24 Temmuz 2016 Pazar

“BU MİLLET!” MİLLET DE SİZ KİMSİNİZ?
"Bu millet! Bu halk!" diyenler, milletin ve halkın neresindeler?
İçinde mi, arkasında mı, sağında mı, solunda mı?
İşaret zamiri mühim… “Bu!” dediğinizde parmağınız kalbinizi gösteriyorsa, uzaklık yoktur. Bu işaret zamirleri öyledir ki, kullanan hepsini aynı şeyi göstermekte kullanabilir. Bu, şu hem sensin hem başkasıdır! “O” işi derin ve ayrı bahis…
Bir yandan bayat simitle açlığını bastırıp, bir yandan nöbet tutanların resmini çekerken, çok dikkatle dinlediniz mi?
Özellikle şikâyetlerini!
Yalnızlıklarını...
Çaresizliklerini...
Çoğunluğunuz dinlemediniz, dinleyemezdiniz. Çünkü bir zamanlarının halkçı solunun Anadoluculuğunu aratan dalkavuk "epistemik cüruf"un, Anadolu'dan aldığı haber, bir tepsi kuru kayısıdır.

Peki, milletvekilleri dinledi mi ve bakanlar! Hayır! Çok meşguldüler ve kendilerine ulaştırılan haberleri temyiz ve tasnif edecek yetenekleri yoktu. “Zaman darlığı!” yüreği geniş adamlar için bahane olamaz…
Sayın Cumhurbaşkanı “İstihbarat zafiyeti var!” dedi, düşünmesi ve alınması gerekenler için mazeret oldu. Bunu zamanında dikey yapıdakiler söyleyecekti! Sn. Cumhurbaşkanına, "Efendim istihbarat zafiyeti var!" diyecekti. "Tedbir için ne buyurursunuz!" deyip istişare kuralları çerçevesinde, kurumları harekete geçireceklerdi... Paralel Yapı için her açıdan ikazda bulunanların kimse yüzüne bakmadığı gibi, bazı yüksek zevat onlarla iş tutuyordu...

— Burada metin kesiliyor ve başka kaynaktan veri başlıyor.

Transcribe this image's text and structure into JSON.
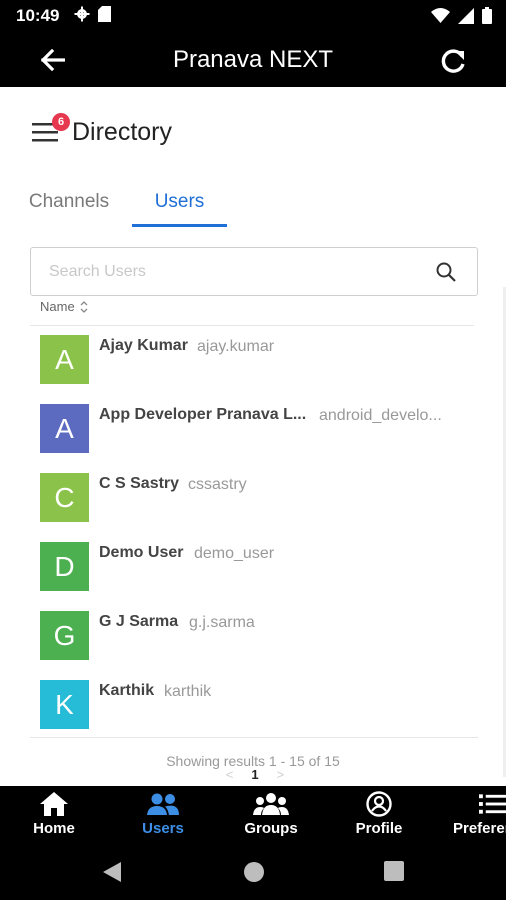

İstihbarat zafiyeti: Milletvekilleri, bakanlar, medya ve bilumum dikey yapının zafiyetinin ta kendisidir! "Sahip olmak" ve hempalarınızı yanınıza doldurmak için gösterdiğiniz hayretin onda birini ne olup bittiğini anlamak için göstermediniz!
Bunlara baktıkça, yaşananları düşündükçe ürperiyorum ve tabii milletim adına. Benim işaret zamirim yoktur!